Figure 9, Figure 10, Figure 11 and Figure 12 show the performance of the decentralised scheme for the case where the compensation is set to be zero (i.e., $u_{d,i}=0$ for $i=1,2,3$). Figure 9 shows the states of system (53), their estimates, and the reference, while Figure 10 shows the state estimation errors. As was with the centralised case, the system states are severely affected by the faults, and poorly track the references. The observers are still however able to estimate the states even in the presence of faults, and after about $t=0.3$ s, the state estimation errors converge to zero. Figure 11 then shows the faults affecting system (53) and their estimates, while Figure 12 shows the fault estimation errors. The observers are able to faithfully estimate the fault after about $t=0.5$ s, thus proving the effectiveness of the proposed decentralised scheme at state estimation and fault estimation.

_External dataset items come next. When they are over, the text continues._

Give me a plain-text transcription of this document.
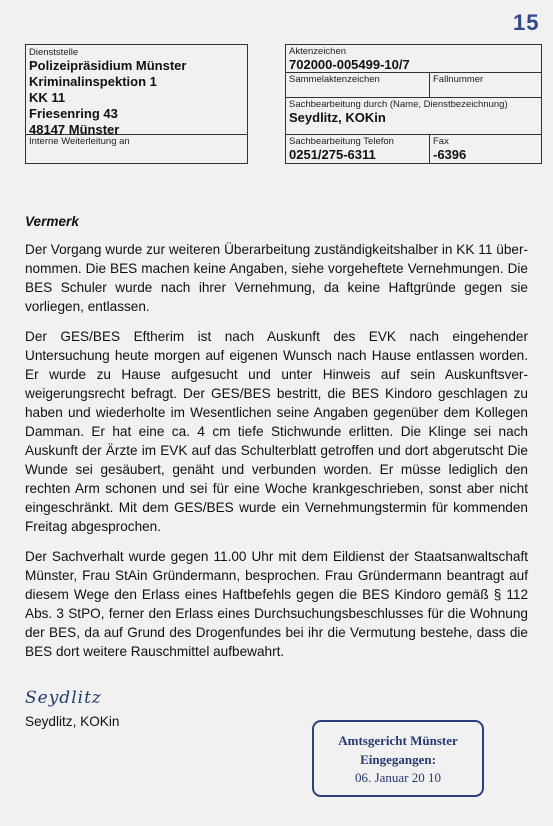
15
Dienststelle
Polizeipräsidium Münster
Kriminalinspektion 1
KK 11
Friesenring 43
48147 Münster
Interne Weiterleitung an
Aktenzeichen
702000-005499-10/7
Sammelaktenzeichen	Fallnummer
Sachbearbeitung durch (Name, Dienstbezeichnung)
Seydlitz, KOKin
Sachbearbeitung Telefon
0251/275-6311
Fax
-6396
Vermerk

Der Vorgang wurde zur weiteren Überarbeitung zuständigkeitshalber in KK 11 übernommen. Die BES machen keine Angaben, siehe vorgeheftete Vernehmungen. Die BES Schuler wurde nach ihrer Vernehmung, da keine Haftgründe gegen sie vorliegen, entlassen.

Der GES/BES Eftherim ist nach Auskunft des EVK nach eingehender Untersuchung heute morgen auf eigenen Wunsch nach Hause entlassen worden. Er wurde zu Hause aufgesucht und unter Hinweis auf sein Auskunftsverweigerungsrecht befragt. Der GES/BES bestritt, die BES Kindoro geschlagen zu haben und wiederholte im Wesentlichen seine Angaben gegenüber dem Kollegen Damman. Er hat eine ca. 4 cm tiefe Stichwunde erlitten. Die Klinge sei nach Auskunft der Ärzte im EVK auf das Schulterblatt getroffen und dort abgerutscht Die Wunde sei gesäubert, genäht und verbunden worden. Er müsse lediglich den rechten Arm schonen und sei für eine Woche krankgeschrieben, sonst aber nicht eingeschränkt. Mit dem GES/BES wurde ein Vernehmungstermin für kommenden Freitag abgesprochen.

Der Sachverhalt wurde gegen 11.00 Uhr mit dem Eildienst der Staatsanwaltschaft Münster, Frau StAin Gründermann, besprochen. Frau Gründermann beantragt auf diesem Wege den Erlass eines Haftbefehls gegen die BES Kindoro gemäß § 112 Abs. 3 StPO, ferner den Erlass eines Durchsuchungsbeschlusses für die Wohnung der BES, da auf Grund des Drogenfundes bei ihr die Vermutung bestehe, dass die BES dort weitere Rauschmittel aufbewahrt.

Seydlitz
Seydlitz, KOKin
Amtsgericht Münster
Eingegangen:
06. Januar 20 10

Figure 13 and Figure 14 on the other hand show the performance of the decentralised scheme when the compensation is set as it was designed in (62). Figure 13 shows the states of system (53), their estimates, and the reference, while Figure 14 shows the compensation into each state. The states track the references (after an initial transient period due to the differences in the initial conditions of the system and the observer). Thus, the efficacy of the proposed decentralised scheme has also been shown.

6. Conclusions

Two schemes for fault-tolerant secondary control in microgrids were presented. The dynamics of the microgrid considered in the paper includes faults in the secondary control, as well as compensation to negate the effects of these faults. The first scheme consists of a centralised SMO-based fault-tolerant controller. The system is first re-expressed using transformations to ease analysis and design of the fault-tolerant scheme. Outputs from the microgrid (which are a subset of its states) are measured by the central SMO to estimate the faults affecting the microgrid. The estimated faults are used to negate the effects of the faults on the microgrid. The second scheme uses a SMO-based fault-tolerant controller for each DG, which would estimate faults affecting only that DG, and compensate for only those faults. Simulations were carried out, and the results demonstrate the effectiveness of both presented schemes. The presented work however has only considered the secondary control of the microgrid. Hierarchical control consists of two more controls: primary and tertiary. Furthermore, the sensitivity of the microgrid performance with respect to parameter variation and measurement noise are important considerations. We thus aim to take these into account in our future investigations.